I made a culture of dwarf white isopods... 

substrate is an abg type mix with crumbled up leaf litter.

I crushed and sprinkled very high end dog food over top of the culture.... and just for the sake of adding a cleaned mushroom i threw that in to see if they would eat it.

I opened the culture today and there looked to be A LOT OF MOLD!

See the attached picture...t his is my first time making a culture so i'm a bit worried... is tihs too much mold? should i remove it?

I dug around a bit under the mold and there seems to be a lot of dwarf white isopods... seems like the culture is doing well...

please let me know your thoughts...


----------



## bakaichi (Jun 27, 2009)

When was the culture made ?
if there are a lot of iso it should be no problem.


----------



## frankrom (Jan 14, 2012)

bakaichi said:


> When was the culture made ?
> if there are a lot of iso it should be no problem.


The culture was made on Sunday night....

there was no mold in there yesterday... it just exploded with mold overnight...
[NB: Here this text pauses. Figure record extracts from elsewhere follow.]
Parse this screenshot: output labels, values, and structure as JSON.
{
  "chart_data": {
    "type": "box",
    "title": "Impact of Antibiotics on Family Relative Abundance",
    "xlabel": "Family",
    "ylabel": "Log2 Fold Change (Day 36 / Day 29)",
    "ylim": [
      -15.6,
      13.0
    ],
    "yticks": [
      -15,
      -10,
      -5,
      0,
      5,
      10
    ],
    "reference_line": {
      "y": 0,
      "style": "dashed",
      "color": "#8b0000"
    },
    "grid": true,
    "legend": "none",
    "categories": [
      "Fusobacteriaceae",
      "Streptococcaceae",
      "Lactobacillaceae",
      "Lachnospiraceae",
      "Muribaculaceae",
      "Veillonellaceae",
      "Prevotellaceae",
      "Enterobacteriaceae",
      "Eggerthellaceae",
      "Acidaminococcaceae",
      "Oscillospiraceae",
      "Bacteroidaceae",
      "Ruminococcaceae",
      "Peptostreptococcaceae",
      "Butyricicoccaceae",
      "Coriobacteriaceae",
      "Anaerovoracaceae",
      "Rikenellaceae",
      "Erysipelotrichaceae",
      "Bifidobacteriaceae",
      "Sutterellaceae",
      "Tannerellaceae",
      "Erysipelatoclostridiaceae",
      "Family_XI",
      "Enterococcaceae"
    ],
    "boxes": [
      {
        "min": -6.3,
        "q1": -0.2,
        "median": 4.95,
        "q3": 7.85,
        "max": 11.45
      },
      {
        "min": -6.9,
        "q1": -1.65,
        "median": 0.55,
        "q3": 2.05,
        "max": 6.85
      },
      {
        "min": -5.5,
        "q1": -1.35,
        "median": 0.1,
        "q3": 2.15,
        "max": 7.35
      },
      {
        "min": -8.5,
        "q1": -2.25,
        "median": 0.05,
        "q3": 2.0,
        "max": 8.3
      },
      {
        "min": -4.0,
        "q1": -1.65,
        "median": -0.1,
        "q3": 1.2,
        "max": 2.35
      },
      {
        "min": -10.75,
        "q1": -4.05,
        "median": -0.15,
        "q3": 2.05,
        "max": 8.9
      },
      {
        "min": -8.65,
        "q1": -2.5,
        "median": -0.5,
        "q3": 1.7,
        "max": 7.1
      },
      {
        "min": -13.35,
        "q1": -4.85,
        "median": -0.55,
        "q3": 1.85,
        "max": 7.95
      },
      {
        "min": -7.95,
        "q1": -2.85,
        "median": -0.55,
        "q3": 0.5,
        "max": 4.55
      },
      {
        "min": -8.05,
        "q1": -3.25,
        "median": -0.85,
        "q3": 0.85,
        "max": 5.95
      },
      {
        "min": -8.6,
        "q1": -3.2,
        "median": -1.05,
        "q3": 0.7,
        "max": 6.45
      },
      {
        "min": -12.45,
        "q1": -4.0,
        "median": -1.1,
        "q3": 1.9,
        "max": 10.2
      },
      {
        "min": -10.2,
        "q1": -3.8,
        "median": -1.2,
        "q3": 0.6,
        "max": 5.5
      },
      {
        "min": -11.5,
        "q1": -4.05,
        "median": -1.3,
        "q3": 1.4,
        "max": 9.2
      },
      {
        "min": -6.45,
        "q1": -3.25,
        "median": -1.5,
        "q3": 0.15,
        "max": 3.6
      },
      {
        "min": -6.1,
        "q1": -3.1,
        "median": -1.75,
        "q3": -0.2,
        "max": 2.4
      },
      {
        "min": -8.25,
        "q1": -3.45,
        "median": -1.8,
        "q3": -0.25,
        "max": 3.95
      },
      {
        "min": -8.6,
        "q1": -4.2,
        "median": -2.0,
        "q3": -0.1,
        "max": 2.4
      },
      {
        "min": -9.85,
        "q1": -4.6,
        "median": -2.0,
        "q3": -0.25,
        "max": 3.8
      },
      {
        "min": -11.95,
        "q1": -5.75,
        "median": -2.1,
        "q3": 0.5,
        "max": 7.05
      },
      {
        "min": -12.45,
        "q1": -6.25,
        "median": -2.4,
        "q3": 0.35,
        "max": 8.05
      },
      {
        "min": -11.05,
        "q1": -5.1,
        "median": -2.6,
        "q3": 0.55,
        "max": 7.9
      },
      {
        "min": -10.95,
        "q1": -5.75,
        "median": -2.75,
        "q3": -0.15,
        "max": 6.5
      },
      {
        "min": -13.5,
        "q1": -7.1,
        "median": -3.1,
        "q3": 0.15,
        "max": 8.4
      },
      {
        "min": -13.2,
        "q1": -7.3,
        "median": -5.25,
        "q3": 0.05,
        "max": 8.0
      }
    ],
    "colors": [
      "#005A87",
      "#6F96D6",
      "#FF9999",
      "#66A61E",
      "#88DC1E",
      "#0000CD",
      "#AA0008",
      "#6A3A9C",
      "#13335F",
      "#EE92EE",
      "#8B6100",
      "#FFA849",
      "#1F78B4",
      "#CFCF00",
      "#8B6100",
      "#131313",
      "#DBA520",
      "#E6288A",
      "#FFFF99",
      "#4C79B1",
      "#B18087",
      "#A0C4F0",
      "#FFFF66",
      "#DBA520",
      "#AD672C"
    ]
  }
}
the culture does look like it is doing well considering it was made a few days ago... i am seeing activity.


Thoughts???


----------



## Pumilo (Sep 4, 2010)

Isopod and springtail cultures are kept warm, moist, and stagnant. You are going to get some mold. Usually it's no big deal. Don't feed again until most of it clears out. You will quickly get the hang of how much you can feed and how often. If you try to remove it, you will probably be pulling a bunch of isopods out along with it.


----------



## Neontra (Aug 16, 2011)

Well, I think you might of added too much dog food. I usually feed fish flakes and it looks like that with too much. Your isos will clean it up in a few days, no prob.


----------



## Shinosuke (Aug 10, 2011)

I put springtails in my iso cultures. I don't know if it's recommended or even a good thing to do but I like knowing that there's something that will eat the occasional mold that pops up in those cultures.


----------